Patients underwent “Zero- contrast PCI” if they had indication for revascularization and they had met any of the following criteria: (1) eGFR<30 mL/min/m2; (2) eGFR<45 mL/min/m2  with age >75 years and/or left ventricular ejection fraction (LVEF) <35%. Technical success was defined as minimal stent area (MSA) > 80% of average reference lumen with no significant edge dissections and plaque burden of <50% at landing zones. Procedural success was defined as technical success without in-hospital mortality.

 

Results:

 A total of 22 patients (40 vessels), all men (mean age, 69.3 ± 10.7 years), underwent zero-contrast PCI during the period of November 2019 to May 2020. The mean estimated glomerular filtration rate (eGFR) and serum creatinine were 30.7± 12.1mL/min/1.73m2 and 2.7± 1.4 mg/dL, respectively. The mean BMC2 risk for dialysis was 2.1 ± 1.1 %, mean SYNTAX score was 25.7 ± 15.3, and mean left ventricular ejection fraction (LVEF) was 43.5 ± 12.6. 12  (54%) patient had SYNTAX score ≥ 23. Complex PCI including Eight (20%) left main coronary artery (LMCA) PCI including three LMCA bifurcation PCI, two chronic total occlusion PCI and two rotational atherectomy were also done.
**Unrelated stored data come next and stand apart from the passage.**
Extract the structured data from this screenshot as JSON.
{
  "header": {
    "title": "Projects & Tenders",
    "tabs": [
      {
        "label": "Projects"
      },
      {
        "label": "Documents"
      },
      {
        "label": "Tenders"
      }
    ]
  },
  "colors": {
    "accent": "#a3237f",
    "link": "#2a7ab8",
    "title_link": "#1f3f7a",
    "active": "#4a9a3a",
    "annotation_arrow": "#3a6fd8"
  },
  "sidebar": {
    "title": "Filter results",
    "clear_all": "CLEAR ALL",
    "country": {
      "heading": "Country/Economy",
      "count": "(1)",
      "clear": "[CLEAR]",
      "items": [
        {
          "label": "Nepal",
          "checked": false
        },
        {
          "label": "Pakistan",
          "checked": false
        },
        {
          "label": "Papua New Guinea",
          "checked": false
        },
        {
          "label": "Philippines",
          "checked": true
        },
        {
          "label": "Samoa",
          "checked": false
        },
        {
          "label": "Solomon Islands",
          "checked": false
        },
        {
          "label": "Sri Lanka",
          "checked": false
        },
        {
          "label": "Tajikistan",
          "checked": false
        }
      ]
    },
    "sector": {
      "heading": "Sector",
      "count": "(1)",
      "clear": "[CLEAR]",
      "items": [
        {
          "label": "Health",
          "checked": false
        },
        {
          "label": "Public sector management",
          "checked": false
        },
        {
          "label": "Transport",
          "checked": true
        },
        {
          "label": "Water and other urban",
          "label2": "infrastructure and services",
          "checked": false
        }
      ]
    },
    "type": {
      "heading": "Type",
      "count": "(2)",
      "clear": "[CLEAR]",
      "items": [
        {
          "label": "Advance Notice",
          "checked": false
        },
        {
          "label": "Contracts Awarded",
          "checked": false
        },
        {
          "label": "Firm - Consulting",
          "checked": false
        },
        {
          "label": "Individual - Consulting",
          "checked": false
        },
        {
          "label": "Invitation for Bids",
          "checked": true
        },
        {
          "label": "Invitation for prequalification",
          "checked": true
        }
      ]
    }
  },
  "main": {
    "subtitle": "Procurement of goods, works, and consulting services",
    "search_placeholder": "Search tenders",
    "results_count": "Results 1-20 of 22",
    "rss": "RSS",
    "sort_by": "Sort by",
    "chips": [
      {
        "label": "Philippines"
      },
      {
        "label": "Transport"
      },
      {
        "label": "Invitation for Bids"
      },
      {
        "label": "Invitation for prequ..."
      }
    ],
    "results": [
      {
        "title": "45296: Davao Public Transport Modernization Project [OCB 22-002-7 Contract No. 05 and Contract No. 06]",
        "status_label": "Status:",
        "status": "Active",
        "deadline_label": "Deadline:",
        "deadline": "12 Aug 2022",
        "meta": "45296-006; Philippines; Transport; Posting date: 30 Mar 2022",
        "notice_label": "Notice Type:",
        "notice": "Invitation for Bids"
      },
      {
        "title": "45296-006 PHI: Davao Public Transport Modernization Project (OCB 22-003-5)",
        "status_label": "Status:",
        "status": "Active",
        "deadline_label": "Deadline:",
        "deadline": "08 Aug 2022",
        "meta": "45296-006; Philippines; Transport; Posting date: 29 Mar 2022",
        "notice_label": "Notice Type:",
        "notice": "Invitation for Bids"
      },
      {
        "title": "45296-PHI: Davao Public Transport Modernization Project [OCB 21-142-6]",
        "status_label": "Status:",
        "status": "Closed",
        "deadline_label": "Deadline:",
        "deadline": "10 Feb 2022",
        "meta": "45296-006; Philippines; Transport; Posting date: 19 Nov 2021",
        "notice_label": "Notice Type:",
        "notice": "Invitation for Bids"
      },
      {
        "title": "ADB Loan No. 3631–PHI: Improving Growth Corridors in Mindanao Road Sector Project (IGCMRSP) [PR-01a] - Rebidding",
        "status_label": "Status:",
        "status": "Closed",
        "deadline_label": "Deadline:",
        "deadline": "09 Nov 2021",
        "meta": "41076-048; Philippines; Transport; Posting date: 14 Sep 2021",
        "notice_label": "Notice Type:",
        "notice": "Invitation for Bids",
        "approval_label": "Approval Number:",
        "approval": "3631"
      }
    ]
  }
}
In all except two vessels, procedure was completed with “Zero” contrast. Two patients required minimal contrast because of persistent chest pain and hypotension due to coronary perforation. Technical and procedural success were 95% without any periprocedural complications. On median follow-up of three months, no major adverse cardiovascular events (MACE) were reported.

 

Conclusion: Zero-contrast PCI guided by IVUS is safe in coronary artery disease (CAD) patients with moderate-to–severe CKD. High procedural success can be achieved even in cases with complex clinical characteristics and lesion morphology.